For most of this week, both gold and silver ended up losing value. Trading session after trading session, both gold and silver continued to sink as many factors began stacking up the prospects of metals quite quickly. There was a good bit of news from the US which came in the form of commentary, growth expectations, and economic data. By week’s end, however, metals received a nice boost to recover most of what had been lost. We are now seeing both gold and silver ahold of some fresh momentum that will, in all likelihood, be carried into next week.
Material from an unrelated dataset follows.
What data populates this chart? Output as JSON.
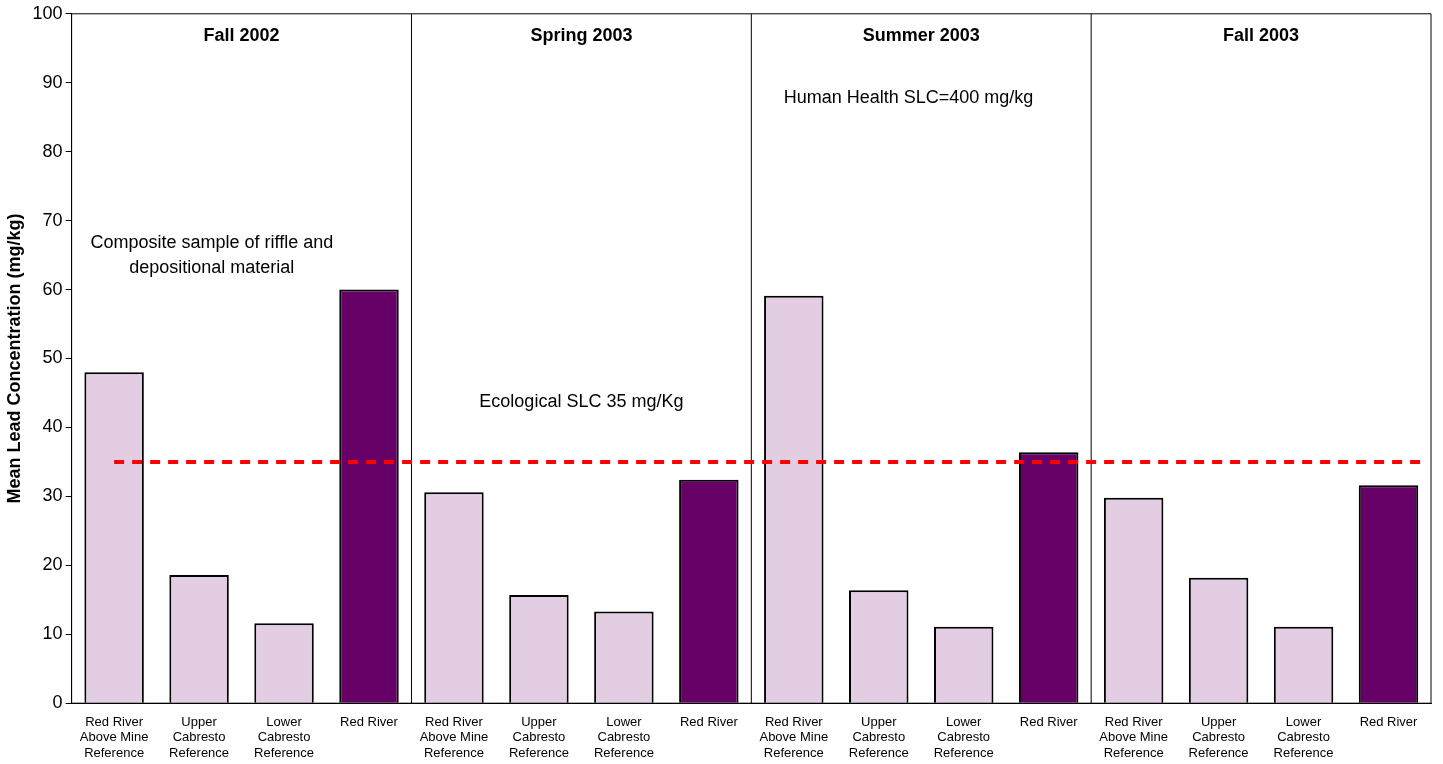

Other than the new emanating from the US, investors the world over were concerned with what the UK would decide with regard to their referendum vote. For those who might be unaware, the UK was left to decide this week whether it would remain part of the EU or if it would become an independent nation and forge its own future. This was a hotly contested topic, and one that has been in the spotlight for the better part of the last few months.
US Economic Data Dealt
The first item this week that brought attention to the US economy came in the form of the existing home sales report from the month of May. For the third straight month, sales of existing homes did better than they did the month before. According to the organization that published the data, the National Association of Realtors, the reason existing home sales have been so upbeat is largely due to the fact that interest rates have remained lower for longer than expected. Looking to take advantage of rates that may not remain low for an extended period of time, people are buying homes while the getting is good.
In addition to the upbeat existing home sales data, we were on the receiving end of a weekly jobless claims report that indicated 18,000 fewer first-time claims for unemployment were filed last week than the week before. This news alone was good, but it was just as encouraging for investors to see that the seasonally-adjusted number of first-time claims fell below 260,000. This is a huge psychological boost for people who want to see interest rates raised sooner rather than later.
Finally, Janet Yellen spoke to Congress this week and made it clear that the Fed must proceed with caution when it comes to raising rates. Beyond that, Yellen offered almost no indication as to when rates might be raised. At this point, the earliest time anyone is expecting to see rate hikes is in August, and even that is not the most likely of outcomes.
BRExit Vote in Focus
The biggest news of the week came in the form of a referendum vote in the UK which was aimed at determining whether the UK would remain in the European Union or not. For the longest time, it was widely believed that the UK would leave, but in recent weeks momentum formed around the “remain” camp. For gold and silver, this was bad news because an “exit” vote would have created enough economic uncertainty to give gold and silver a boost.
When the dust settled, it was determined that the United Kingdom would not remain a part of the European Union. This was amazing news for gold and silver and saw spot values immediately improve to close out the week. In fact, by the early morning hours, gold alone was up by more than $50 and did well to recover much of what was lost over the first 4 days of the week and end of last week. As we head into the last trading week of June, it will be interesting to see if spot values will continue to climb as a result of the UK’s decision, or if something will force spot values back downward.